Mary Anne Heckwolf, health insurance executive

Mary Anne Heckwolf, a Blue Cross Blue Shield executive, died May 7.
Mary Anne Heckwolf, a Blue Cross Blue Shield executive, died May 7.(Algerina Perna/Baltimore Sun file)

Mary Anne Heckwolf, a retired Blue Cross Blue Shield insurance executive, died May 7 after a fall related to brain cancer at her Glen Arm home. She was 68.

Born in Baltimore and raised on Kimble Road in Ednor Gardens, she was the daughter of Leonard J. Heckwolf Sr., an Amoco Oil human resources manager, and Ann Helen Roche.


She attended St. Bernard School and was a 1966 graduate of Mercy High School.
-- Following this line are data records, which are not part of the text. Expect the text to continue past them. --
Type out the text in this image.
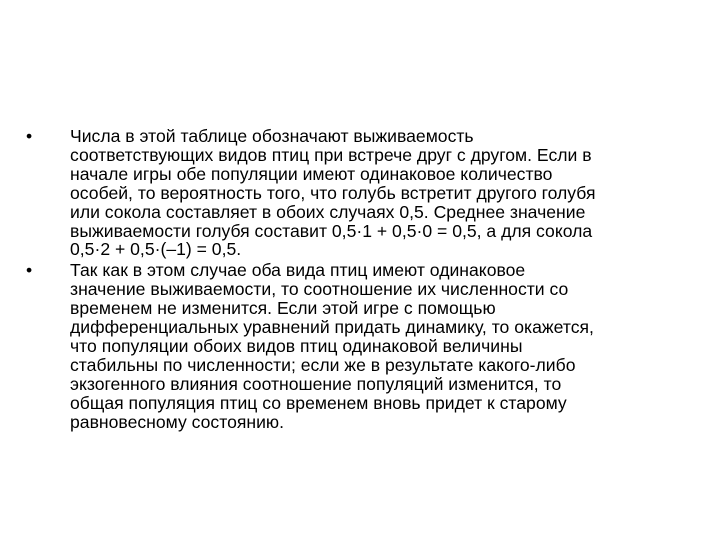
• Числа в этой таблице обозначают выживаемость
соответствующих видов птиц при встрече друг с другом. Если в
начале игры обе популяции имеют одинаковое количество
особей, то вероятность того, что голубь встретит другого голубя
или сокола составляет в обоих случаях 0,5. Среднее значение
выживаемости голубя составит 0,5·1 + 0,5·0 = 0,5, а для сокола
0,5·2 + 0,5·(–1) = 0,5.
• Так как в этом случае оба вида птиц имеют одинаковое
значение выживаемости, то соотношение их численности со
временем не изменится. Если этой игре с помощью
дифференциальных уравнений придать динамику, то окажется,
что популяции обоих видов птиц одинаковой величины
стабильны по численности; если же в результате какого-либо
экзогенного влияния соотношение популяций изменится, то
общая популяция птиц со временем вновь придет к старому
равновесному состоянию.
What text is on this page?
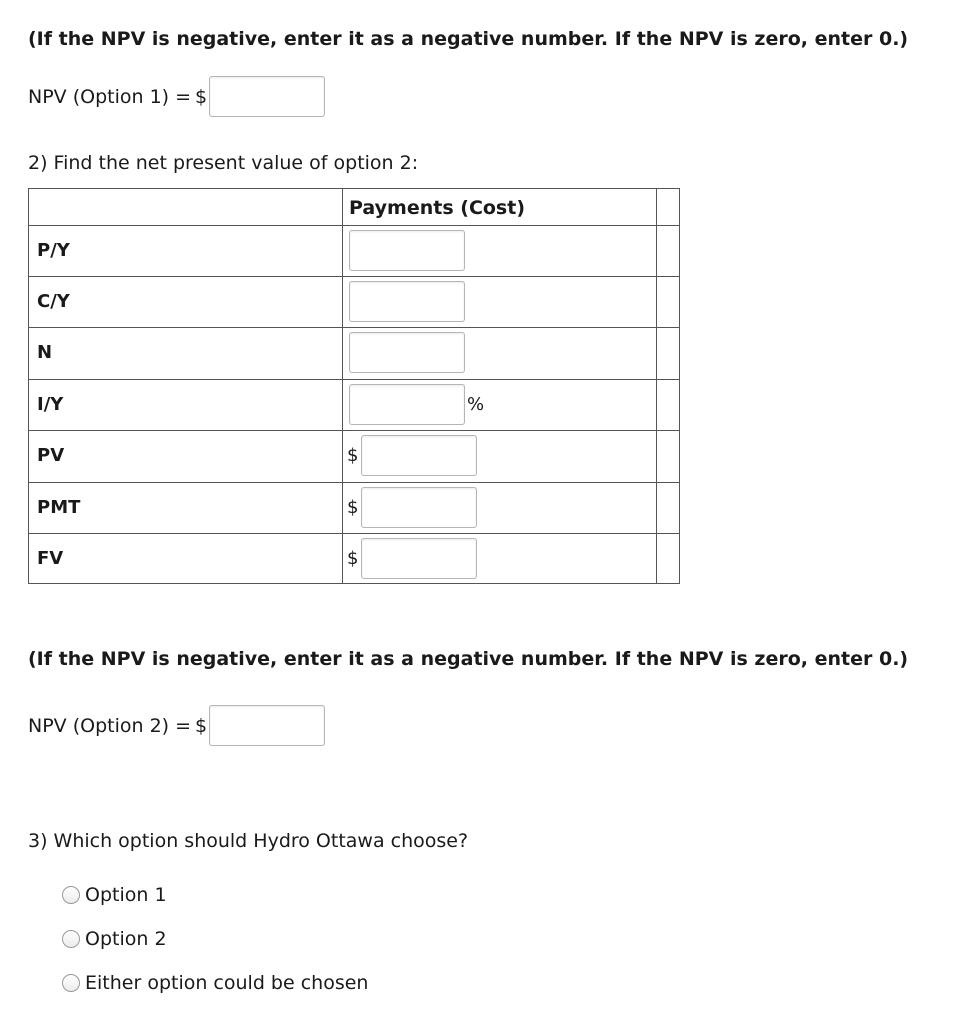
(If the NPV is negative, enter it as a negative number. If the NPV is zero, enter 0.)
NPV (Option 1) = $
2) Find the net present value of option 2:
Payments (Cost)
P/Y
C/Y
N
I/Y	%
PV	$
PMT	$
FV	$
(If the NPV is negative, enter it as a negative number. If the NPV is zero, enter 0.)
NPV (Option 2) = $
3) Which option should Hydro Ottawa choose?
Option 1
Option 2
Either option could be chosen
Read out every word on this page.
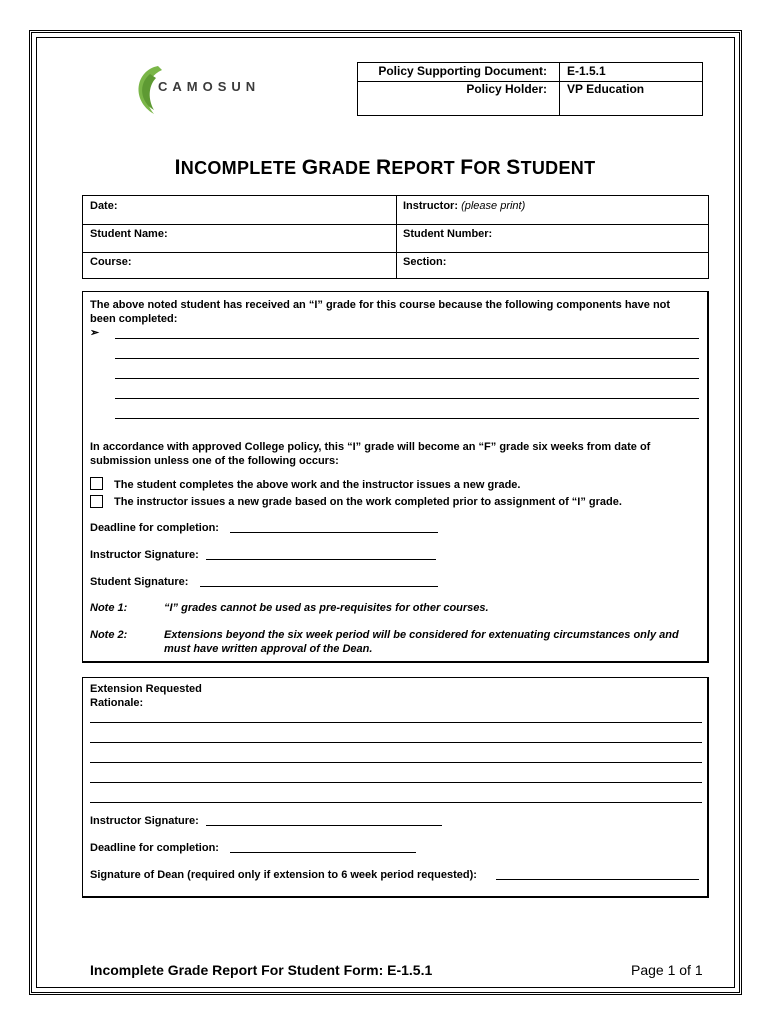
CAMOSUN
Policy Supporting Document: E-1.5.1
Policy Holder: VP Education
INCOMPLETE GRADE REPORT FOR STUDENT
Date:	Instructor: (please print)
Student Name:	Student Number:
Course:	Section:
The above noted student has received an “I” grade for this course because the following components have not
been completed:
➢
In accordance with approved College policy, this “I” grade will become an “F” grade six weeks from date of
submission unless one of the following occurs:
The student completes the above work and the instructor issues a new grade.
The instructor issues a new grade based on the work completed prior to assignment of “I” grade.
Deadline for completion:
Instructor Signature:
Student Signature:
Note 1:	“I” grades cannot be used as pre-requisites for other courses.
Note 2:	Extensions beyond the six week period will be considered for extenuating circumstances only and
must have written approval of the Dean.
Extension Requested
Rationale:
Instructor Signature:
Deadline for completion:
Signature of Dean (required only if extension to 6 week period requested):
Incomplete Grade Report For Student Form: E-1.5.1	Page 1 of 1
She earned a bachelor's degree in Spanish at Mount St. Agnes College and master's degrees in administration and in the liberal arts from the Johns Hopkins University.

She began teaching Spanish at the Catholic High School of Baltimore and in Prince George's County public schools. She later joined the faculty at Notre Dame Preparatory School in Towson.


In 1980, she changed careers and pursued work in the insurance field. She joined Zurich-American and Willse and Associates. In 1985, she joined Blue Cross Blue Shield of Maryland. Her responsibilities at the insurer expanded as it merged and grew.

"Mary Anne was a consummate professional who took every assignment to represent the company and our customers at the highest possible level," said William L. Jews, former CEO of Blue Cross Blue Shield who is now president of Group Hospitalization and Medical Services. "She had a warm and welcoming personality with a quiet demeanor that showed she was serious about what she did.

"I knew I could depend on her and that her assignments would be handled impeccably. Her ethics were beyond reproach."

In 1996 she was named vice president of the health insurer's government programs.

"Mary Ann was a brilliant officer for CareFirst BlueCross BlueShield who seemed to succeed in solving problems that no one else wanted to tackle," said a former co-worker, Ann Gallant. "She solved difficult issues with great sensitivity and very high ethics. She ran the Medicare and Medicaid programs at different times, and as she progressed she took on more responsibiliies."

"Mary Anne was a quiet, strong and effective leader," said Rita Costello, CareFirst's marketing director. "She was a memorable person. Her co-workers loved her. She was a generous friend in every way."

Among her responsibilities, she was a vice president of the insurer's dental operations and also oversaw its buildings and purchasing operations.

She retired in 2006 as a vice president and founded a consulting firm, Heckwolf and Associates.

In 1998 she became a trustee at Mercy High School. She was later secretary of the board of trustees and was co-chair of its 2009 Passion for the Future capital campaign. Colleagues said she helped raise $3 million for scholarships, campus improvements and a new science center.

"Mary Anne had a lively intellect. She was bright and perceptive. She brought a discerning eye to all our activities at Mercy High School and to board decisions," said the school's president, Mary Beth Lennon. "She was committed to helping girls who could not otherwise afford a Catholic education. She looked out for bright girls of promise."

Ms. Heckwolf donated to the school in honor of her parents, establishing the Ann H. Heckwolf Teacher Award for Outstanding Commitment to Catholic Education in the Mercy Tradition.

"She had a background in management of people. She shared her knowledge with me and with others," said Ms. Lennon. "She had an eye for doing the right thing. She was pragmatic and had a commitment to social justice. If we had an idea, she would say, 'How are we going to pay for it?' Then she would say, Let's make a plan.'"


She was a recipient of Mercy's 2002 McAuley Award to an Outstanding Alumna.

Ms. Heckwolf also served on the boards of Young Audiences of Maryland, The Chimes Inc. and Stella Maris.

She lived in Charles Village, where she had been active in the Charles Village Civic Association, before moving to Glen Arm. Colleagues said she enjoyed playing golf — and was a strong competitor — and owned a home at the Oyster Bay Golf Course in Sunset Beach, N.C.

She also led her nieces and nephews on trips throughout Europe.

A memorial Mass will be held at 11 a.m. May 19 at St. Ignatius Roman Catholic Church, 740 N. Calvert St., where she was a member.

Survivors include her friend, Dorothea Newnam, a retired teacher who lives in Glen Arm; two brothers, Leonard J. Heckwolf Jr. of Phoenix in Baltimore County and Thomas T. Heckwolf of Laguna Niguel, Calif.; and nieces and nephews.